Anyone playing on a merry-go-round knows that by letting go of the bars on a merry-go-round you would fly off. But few people realize the physics behind falling off.
Every single time I fall off would result in the same thing, and by looking at me falling aerially you would notice
that I always fall off tangent to the circle. This is easy to explain using Newton’s
First Law of Motion. It states that objects tend to stay at a constant velocity
unless an outside net force acts upon it. The reason you always fall off tangent
to the merry-go-round is because in circular motion velocity is always tangent to the circle.
Since your body wants to stay at a constant velocity (inertia) it will continue forward when you let go, rather than
continually going around in a circle.

You can see that my linear speed depends on where I am standing on the merry-go-round.
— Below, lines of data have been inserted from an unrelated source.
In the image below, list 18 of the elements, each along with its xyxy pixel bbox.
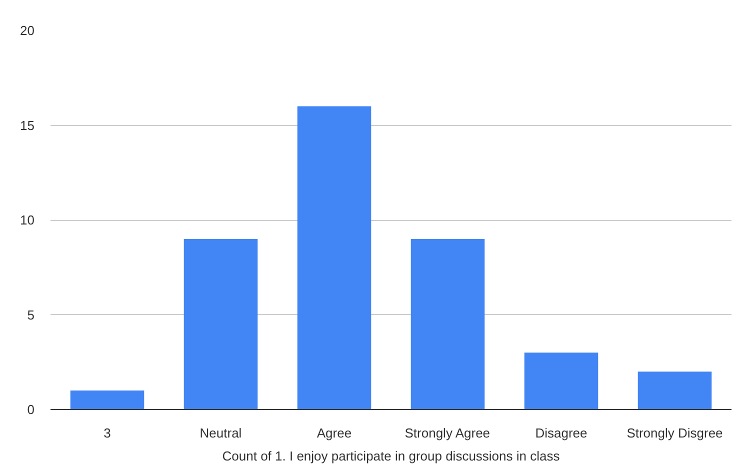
bar <box>70 390 144 410</box>
x-tick-label: 3 <box>104 426 111 440</box>
bar <box>524 352 598 410</box>
bar <box>638 372 712 410</box>
y-tick-label: 0 <box>27 402 35 417</box>
bar <box>297 106 372 410</box>
y-tick-label: 15 <box>20 118 35 133</box>
y-tick-label: 20 <box>20 23 35 38</box>
bar <box>184 238 258 410</box>
y-tick-label: 5 <box>27 307 35 322</box>
x-tick-label: Agree <box>316 426 352 440</box>
x-tick-label: Disagree <box>535 426 588 440</box>
y-tick-label: 10 <box>20 212 35 228</box>
x-tick-label: Neutral <box>200 426 242 440</box>
x-tick-label: Strongly Agree <box>404 426 490 440</box>
x-tick-label: Strongly Disgree <box>626 426 723 440</box>
x-axis-title: Count of 1. I enjoy participate in group discussions in class <box>222 448 560 464</box>
bar <box>410 238 485 410</box>
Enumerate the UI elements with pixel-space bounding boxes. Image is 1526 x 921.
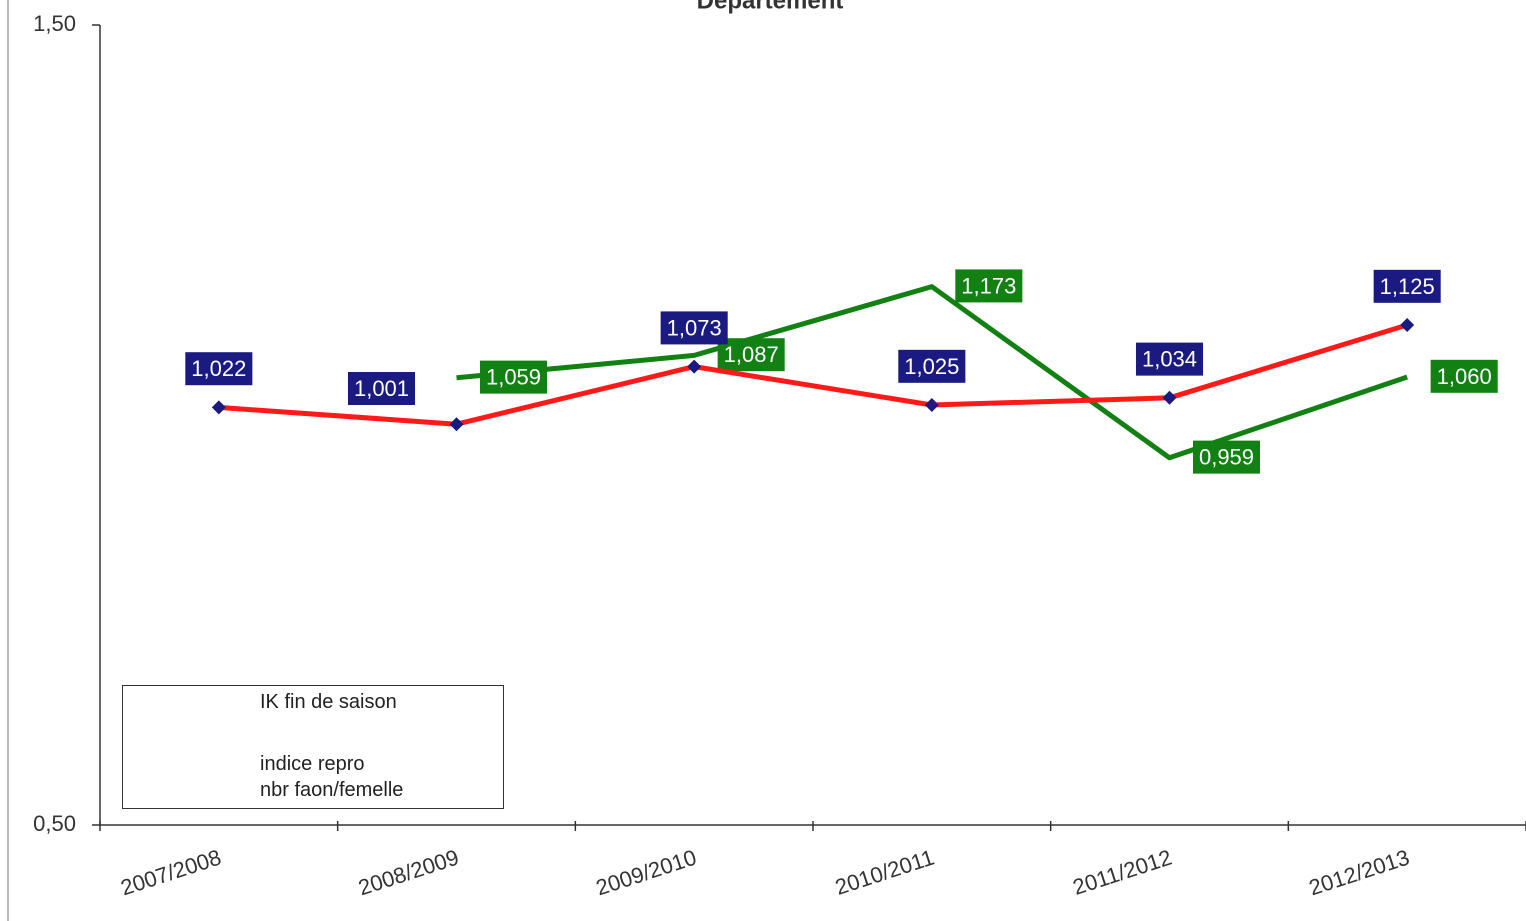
y-tick-label: 1,50 [33,11,76,36]
x-tick-label: 2010/2011 [832,845,937,900]
x-tick-label: 2007/2008 [118,845,225,901]
data-label-box [347,372,416,406]
series-line [456,284,1408,461]
data-label-text: 1,087 [724,342,779,367]
data-label-text: 1,025 [904,354,959,379]
point-marker [1162,390,1177,405]
data-label: 1,173 [955,269,1023,303]
legend [122,685,504,809]
point-marker [1400,318,1415,332]
point-marker [924,398,939,412]
x-tick-label: 2009/2010 [593,845,700,901]
x-tick-label: 2008/2009 [355,845,462,901]
x-tick-label: 2012/2013 [1306,845,1413,901]
data-label: 1,022 [185,352,253,386]
data-label: 1,001 [347,372,416,406]
data-label-text: 1,059 [486,365,541,390]
data-label-text: 1,173 [961,273,1016,298]
data-label-box [1430,359,1498,393]
legend-label: IK fin de saison [260,691,397,713]
data-label-box [1373,269,1441,303]
data-label: 1,087 [717,338,785,372]
data-label: 1,034 [1135,342,1204,376]
data-label-text: 1,022 [191,356,246,381]
point-marker [211,400,226,415]
chart-title: Departement [697,0,844,14]
data-label: 1,025 [898,349,966,383]
data-label: 0,959 [1192,440,1261,474]
data-label: 1,059 [479,360,548,394]
data-label-text: 1,060 [1437,364,1492,389]
data-label-box [717,338,785,372]
data-label-text: 0,959 [1199,445,1254,470]
legend-label: indice repro nbr faon/femelle [260,753,404,801]
data-label-box [898,349,966,383]
data-label: 1,060 [1430,359,1498,393]
data-label-text: 1,125 [1380,274,1435,299]
x-tick-label: 2011/2012 [1070,845,1175,900]
data-label-box [1192,440,1261,474]
data-label-text: 1,034 [1142,347,1197,372]
data-label-text: 1,001 [354,376,409,401]
y-tick-label: 0,50 [33,811,76,836]
data-label: 1,125 [1373,269,1441,303]
data-label-text: 1,073 [667,315,722,340]
series-line [218,322,1408,427]
data-label-box [185,352,253,386]
data-label-box [955,269,1023,303]
point-marker [687,359,702,374]
data-label-box [660,311,728,345]
data-label-box [1135,342,1204,376]
data-label: 1,073 [660,311,728,345]
point-marker [449,417,464,432]
data-label-box [479,360,548,394]
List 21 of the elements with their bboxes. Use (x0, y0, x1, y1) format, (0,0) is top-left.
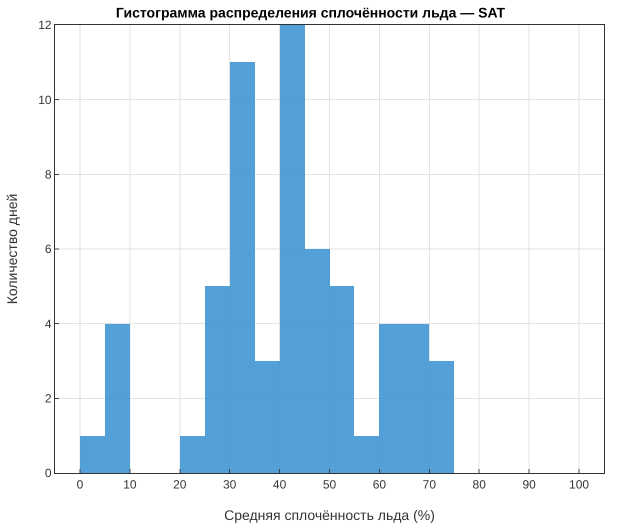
chart-title: Гистограмма распределения сплочённости льда — SAT (116, 4, 506, 21)
y-tick-label: 4 (44, 316, 52, 331)
y-axis-title: Количество дней (4, 194, 20, 304)
x-tick-label: 40 (272, 477, 287, 492)
x-axis-title: Средняя сплочённость льда (%) (224, 507, 435, 523)
y-tick-label: 6 (44, 242, 52, 256)
y-tick-label: 0 (44, 466, 52, 480)
x-tick-label: 100 (569, 477, 590, 492)
x-tick-label: 20 (173, 477, 187, 492)
x-tick-label: 70 (422, 477, 436, 492)
x-tick-label: 50 (322, 477, 336, 492)
x-tick-label: 60 (372, 477, 386, 492)
y-tick-label: 10 (38, 92, 52, 107)
x-tick-label: 10 (123, 477, 137, 492)
x-tick-label: 80 (472, 477, 486, 492)
x-tick-label: 90 (522, 477, 536, 492)
y-tick-label: 12 (38, 18, 52, 32)
x-tick-label: 30 (223, 477, 237, 492)
y-tick-label: 8 (44, 168, 52, 182)
x-tick-label: 0 (76, 477, 84, 492)
y-tick-label: 2 (44, 392, 52, 406)
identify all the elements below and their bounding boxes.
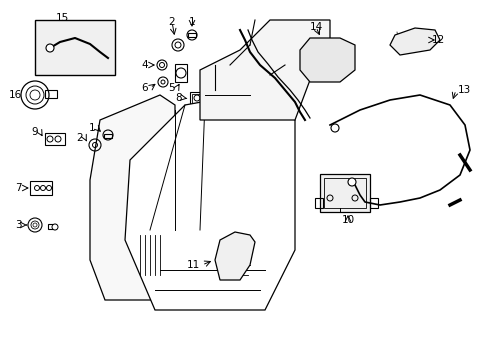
Bar	[319, 174, 369, 212]
Circle shape	[176, 68, 185, 78]
Circle shape	[41, 185, 45, 190]
Polygon shape	[125, 95, 294, 310]
Bar	[324, 178, 365, 208]
Bar	[35, 20, 115, 75]
Text: 1: 1	[88, 123, 95, 133]
Bar	[175, 64, 186, 82]
Text: 14: 14	[309, 22, 322, 32]
Text: 11: 11	[186, 260, 200, 270]
Bar	[369, 198, 377, 208]
Text: 4: 4	[141, 60, 148, 70]
Text: 12: 12	[431, 35, 445, 45]
Circle shape	[35, 185, 40, 190]
Bar	[187, 33, 196, 37]
Text: 5: 5	[168, 83, 175, 93]
Circle shape	[46, 185, 51, 190]
Bar	[30, 181, 52, 195]
Polygon shape	[200, 20, 329, 120]
Circle shape	[194, 95, 200, 101]
Text: 9: 9	[31, 127, 38, 137]
Text: 8: 8	[175, 93, 182, 103]
Text: 2: 2	[168, 17, 175, 27]
Polygon shape	[90, 95, 175, 300]
Bar	[192, 94, 203, 103]
Text: 2: 2	[76, 133, 83, 143]
Polygon shape	[389, 28, 439, 55]
Text: 15: 15	[55, 13, 68, 23]
Bar	[104, 134, 112, 138]
Text: 10: 10	[341, 215, 354, 225]
Circle shape	[55, 136, 61, 142]
Text: 13: 13	[457, 85, 470, 95]
Text: 16: 16	[9, 90, 22, 100]
Bar	[314, 198, 323, 208]
Text: 1: 1	[188, 17, 195, 27]
Text: 3: 3	[15, 220, 22, 230]
Bar	[45, 133, 65, 145]
Polygon shape	[299, 38, 354, 82]
Text: 7: 7	[15, 183, 22, 193]
Circle shape	[330, 124, 338, 132]
Bar	[45, 90, 57, 98]
Circle shape	[47, 136, 53, 142]
Polygon shape	[215, 232, 254, 280]
Bar	[48, 224, 56, 229]
Circle shape	[347, 178, 355, 186]
Text: 6: 6	[141, 83, 148, 93]
Bar	[190, 92, 204, 105]
Circle shape	[52, 224, 58, 230]
Circle shape	[46, 44, 54, 52]
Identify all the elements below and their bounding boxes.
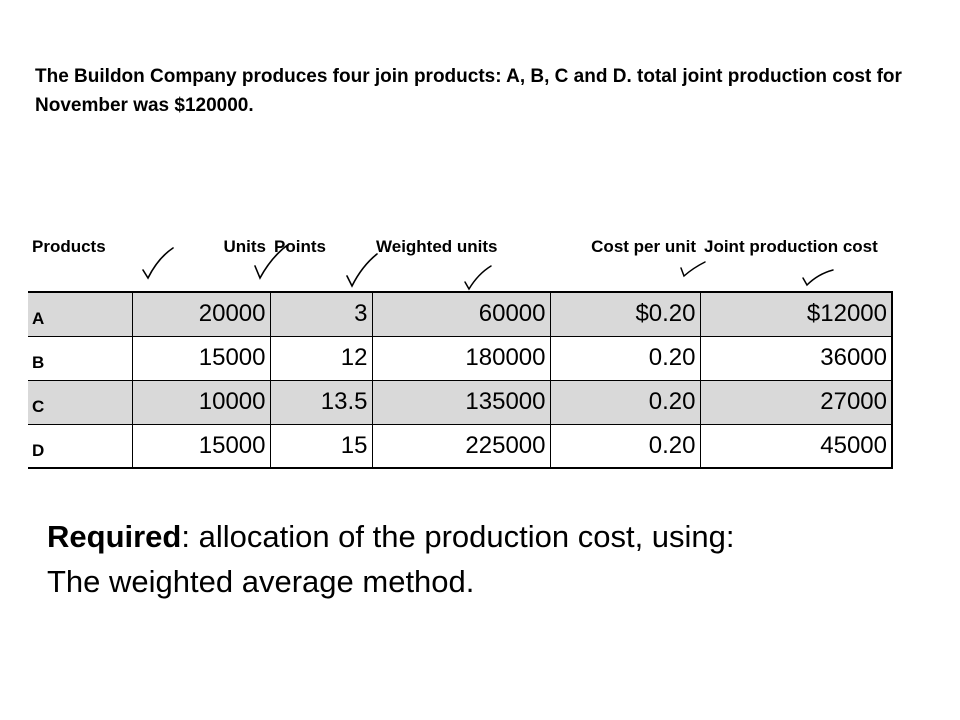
cell-points: 12: [269, 336, 372, 381]
checkmark-icon: [802, 269, 834, 287]
cell-points: 13.5: [269, 380, 372, 425]
checkmark-icon: [464, 265, 492, 291]
cell-units: 20000: [131, 292, 270, 337]
table-row: B 15000 12 180000 0.20 36000: [28, 336, 893, 381]
header-weighted-units: Weighted units: [372, 224, 550, 293]
checkmark-icon: [142, 247, 174, 280]
required-instructions: Required: allocation of the production c…: [47, 514, 927, 604]
cell-joint-cost: $12000: [699, 292, 893, 337]
header-products: Products: [28, 224, 132, 293]
required-line-1: Required: allocation of the production c…: [47, 514, 927, 559]
cell-cost-per-unit: 0.20: [549, 424, 700, 469]
required-line-2: The weighted average method.: [47, 564, 475, 599]
problem-statement: The Buildon Company produces four join p…: [35, 66, 902, 116]
required-text: : allocation of the production cost, usi…: [181, 519, 735, 554]
cell-cost-per-unit: 0.20: [549, 336, 700, 381]
checkmark-icon: [680, 261, 706, 278]
required-label: Required: [47, 519, 182, 554]
joint-cost-table: Products Units Points Weighted units Cos…: [28, 224, 893, 469]
checkmark-icon: [346, 253, 378, 288]
table-row: C 10000 13.5 135000 0.20 27000: [28, 380, 893, 425]
cell-product: A: [28, 292, 132, 337]
cell-joint-cost: 36000: [699, 336, 893, 381]
header-units: Units: [132, 224, 270, 293]
cell-points: 15: [269, 424, 372, 469]
table-header-row: Products Units Points Weighted units Cos…: [28, 224, 892, 293]
header-joint-production-cost: Joint production cost: [700, 224, 892, 293]
cell-cost-per-unit: 0.20: [549, 380, 700, 425]
cell-cost-per-unit: $0.20: [549, 292, 700, 337]
cell-units: 10000: [131, 380, 270, 425]
cell-units: 15000: [131, 336, 270, 381]
cell-weighted-units: 60000: [371, 292, 550, 337]
cell-joint-cost: 27000: [699, 380, 893, 425]
cell-product: D: [28, 424, 132, 469]
checkmark-icon: [254, 243, 290, 280]
cell-product: C: [28, 380, 132, 425]
cell-weighted-units: 135000: [371, 380, 550, 425]
cell-joint-cost: 45000: [699, 424, 893, 469]
cell-product: B: [28, 336, 132, 381]
header-cost-per-unit: Cost per unit: [550, 224, 700, 293]
cell-units: 15000: [131, 424, 270, 469]
cell-weighted-units: 180000: [371, 336, 550, 381]
cell-points: 3: [269, 292, 372, 337]
table-row: D 15000 15 225000 0.20 45000: [28, 424, 893, 469]
cell-weighted-units: 225000: [371, 424, 550, 469]
table-row: A 20000 3 60000 $0.20 $12000: [28, 292, 893, 337]
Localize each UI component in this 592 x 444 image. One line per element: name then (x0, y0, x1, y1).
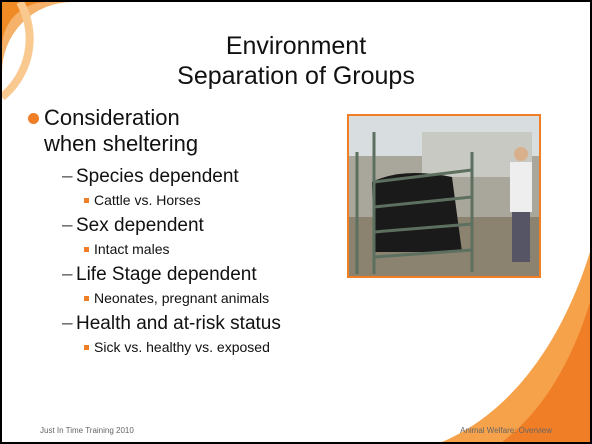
sub-sub-text: Intact males (94, 241, 169, 257)
dash: – (62, 264, 73, 286)
title: Environment (2, 32, 590, 61)
sub-sub-text: Neonates, pregnant animals (94, 290, 269, 306)
sub-sub-text: Cattle vs. Horses (94, 192, 201, 208)
dash: – (62, 166, 73, 188)
title: Separation of Groups (2, 62, 590, 91)
bullet-text: when sheltering (44, 131, 198, 157)
sub-bullet-text: Life Stage dependent (76, 264, 257, 286)
dash: – (62, 313, 73, 335)
bullet-dot (28, 113, 39, 124)
sub-bullet-square (84, 247, 89, 252)
dash: – (62, 215, 73, 237)
sub-bullet-square (84, 296, 89, 301)
sub-bullet-text: Species dependent (76, 166, 239, 188)
bullet-text: Consideration (44, 105, 180, 131)
footer-left: Just In Time Training 2010 (40, 426, 134, 435)
photo (348, 115, 540, 277)
sub-bullet-text: Health and at-risk status (76, 313, 281, 335)
sub-bullet-text: Sex dependent (76, 215, 204, 237)
sub-sub-text: Sick vs. healthy vs. exposed (94, 339, 270, 355)
sub-bullet-square (84, 198, 89, 203)
sub-bullet-square (84, 345, 89, 350)
slide: Environment Separation of Groups Conside… (0, 0, 592, 444)
footer-right: Animal Welfare: Overview (460, 426, 552, 435)
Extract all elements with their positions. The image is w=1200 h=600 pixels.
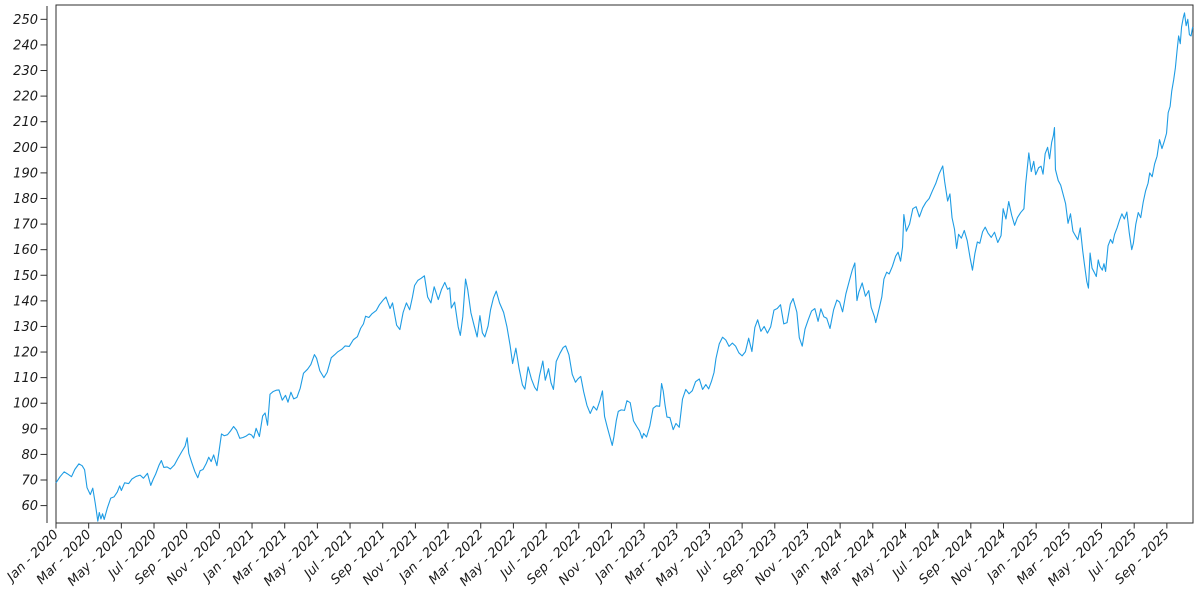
y-tick-label: 130	[13, 320, 38, 335]
y-tick-label: 230	[13, 64, 38, 79]
y-tick-label: 90	[21, 422, 38, 437]
y-tick-label: 60	[21, 499, 38, 514]
y-tick-label: 80	[21, 448, 38, 463]
plot-border	[55, 4, 1194, 524]
y-tick-label: 200	[13, 141, 38, 156]
price-line	[55, 12, 1194, 522]
y-tick-label: 220	[13, 90, 38, 105]
y-tick-label: 210	[13, 115, 38, 130]
y-tick-label: 250	[13, 13, 38, 28]
y-tick-label: 170	[13, 218, 38, 233]
y-tick-label: 100	[13, 397, 38, 412]
y-tick-label: 240	[13, 38, 38, 53]
y-tick-label: 70	[21, 474, 38, 489]
y-tick-label: 150	[13, 269, 38, 284]
y-tick-label: 140	[13, 294, 38, 309]
y-tick-label: 110	[13, 371, 38, 386]
y-tick-label: 190	[13, 166, 38, 181]
y-tick-label: 180	[13, 192, 38, 207]
y-tick-label: 160	[13, 243, 38, 258]
y-tick-label: 120	[13, 346, 38, 361]
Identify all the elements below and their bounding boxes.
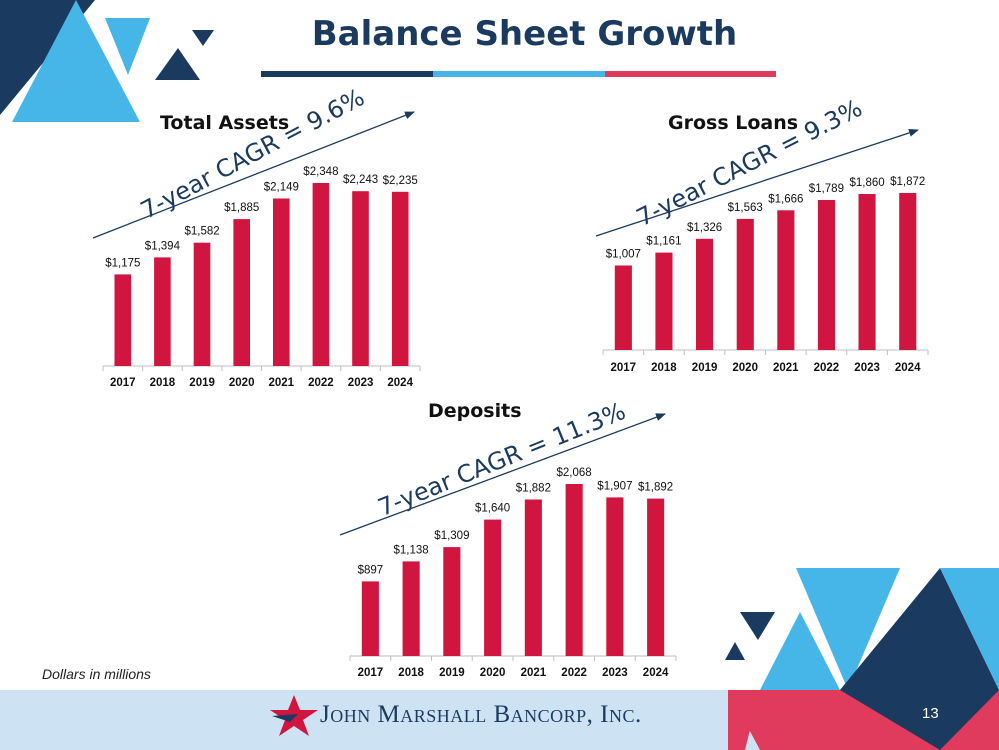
gross-loans-category-label: 2020 <box>732 362 758 374</box>
total-assets-bar-2021 <box>273 198 290 366</box>
total-assets-data-label: $1,394 <box>145 240 181 252</box>
deposits-bar-2018 <box>402 561 420 656</box>
deposits-category-label: 2022 <box>561 667 587 679</box>
deposits-category-label: 2019 <box>439 667 465 679</box>
page-title: Balance Sheet Growth <box>311 14 738 54</box>
deposits-category-label: 2021 <box>521 667 547 679</box>
gross-loans-bar-2022 <box>817 200 835 350</box>
total-assets-bar-2022 <box>312 183 330 366</box>
total-assets-category-label: 2022 <box>308 377 334 389</box>
deposits-data-label: $1,892 <box>638 482 673 494</box>
total-assets-category-label: 2023 <box>348 377 374 389</box>
gross-loans-category-label: 2021 <box>773 362 799 374</box>
units-note: Dollars in millions <box>42 666 151 682</box>
page-number: 13 <box>922 705 939 722</box>
total-assets-data-label: $2,348 <box>303 166 338 178</box>
gross-loans-data-label: $1,161 <box>646 236 681 248</box>
title-underline <box>261 71 776 77</box>
chart-title-gross-loans: Gross Loans <box>668 112 799 134</box>
gross-loans-category-label: 2019 <box>692 362 718 374</box>
star-logo-icon <box>270 695 318 736</box>
gross-loans-trend-arrow <box>595 129 919 237</box>
deposits-data-label: $1,907 <box>597 480 632 492</box>
gross-loans-bar-2023 <box>858 194 876 350</box>
total-assets-bar-2018 <box>154 257 171 366</box>
total-assets-category-label: 2024 <box>387 377 413 389</box>
gross-loans-data-label: $1,789 <box>809 183 844 195</box>
gross-loans-data-label: $1,872 <box>890 176 925 188</box>
deposits-category-label: 2018 <box>398 667 424 679</box>
deposits-bar-2019 <box>443 547 461 656</box>
gross-loans-bar-2018 <box>655 252 673 350</box>
deposits-bar-2021 <box>524 499 542 656</box>
total-assets-bar-2023 <box>352 191 369 366</box>
deposits-category-label: 2024 <box>643 667 669 679</box>
total-assets-bar-2024 <box>391 191 409 366</box>
gross-loans-bar-2019 <box>696 238 714 350</box>
total-assets-bar-2020 <box>233 219 250 366</box>
company-logo-text: John Marshall Bancorp, Inc. <box>320 701 642 728</box>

Another way to measure how fast you are going would be to see how many times I do
a rotation in one minute, or how many radians I cover in one second. You will
commonly see this in you car, on your tachometer. This measurement is known
as the angular speed and it is designated with the lowercase Greek letter omega (ω).
There are three versions of the angular speed formula depending on the information you have available to you. The first formula is for when you know the period of an object (time it takes for
an object to complete a full revolution). You take 2 pi over the period (usually
represented by T). The next formula involves the linear velocity and the radius
of the merry-go-round, you compute it by taking the linear velocity over the radius.
Finally the third formula is for when you only know the frequency (the amount of revolutions in one second denoted
with the unit Hertz or Hz) of the merry-go-round. The angular velocity can be
determined by multiplying 2 pi by the frequency. By using the second variation
of the angular speed formula you can determine the linear speed of an object at the edge of the circle by multiplying the
angular speed and the radius together.

The next basic topic after speed is acceleration.
Most people would say that I have no acceleration while on a merry-go round, but I do.
The next question to come up would be where am I accelerating? The easiest
way to determine the direction of my acceleration is to draw a vector diagram. By
using adding the vectors together and finding the resultant you can see the acceleration while under uniform acceleration
is always towards the center of the circle. To determine the acceleration another
formula can be used. The acceleration formula has two versions. The first utilizes the linear velocity and the radius; by taking the square of the linear velocity over
the radius. The second version again utilizes the radius but this time also uses
the period; take 4 times pi squared and that times the radius and finally all that over the period squared.

Next Thing when it comes to centripetal motion involves a little English knowledge. One of the most common mistakes of circular motion is to call it centrifugal motion
instead of centripetal motion, and any physicist will want to pull their hair out at the sound of someone saying centrifugal
motion. The reason why is because when you look at the roots of the words you
can plainly see the difference. Centrifugal means center fleeing while centripetal
means center seeking. Since all acceleration is directed towards the center it
is said that it is center seeking. You can see that centrifugal force doesn’t
exist and you can also see why some people may get mad why you say it. That is
why some physicist refer to centrifugal as the F-Word.

The final question that needs to be answered is weather or not any work is being
done on me as I ride my frictionless merry-go-round. This is a very simple task
because of course as in everything in physics, there is a formula. Work is equal
to force times displacement time cosine of theta. To make things easy I’ll
tell you now that the cosine theta will equal 0 and thus making the amount of work equal 0 joules. This means that the mechanical energy(potential energy added to the kinetic energy) this will also mean
that the kinetic energy remains constant and when that happens the speed does not change in the system unless something like
friction is added into the system. Sounds familiar? Just as stated in Newton’s first law of motion.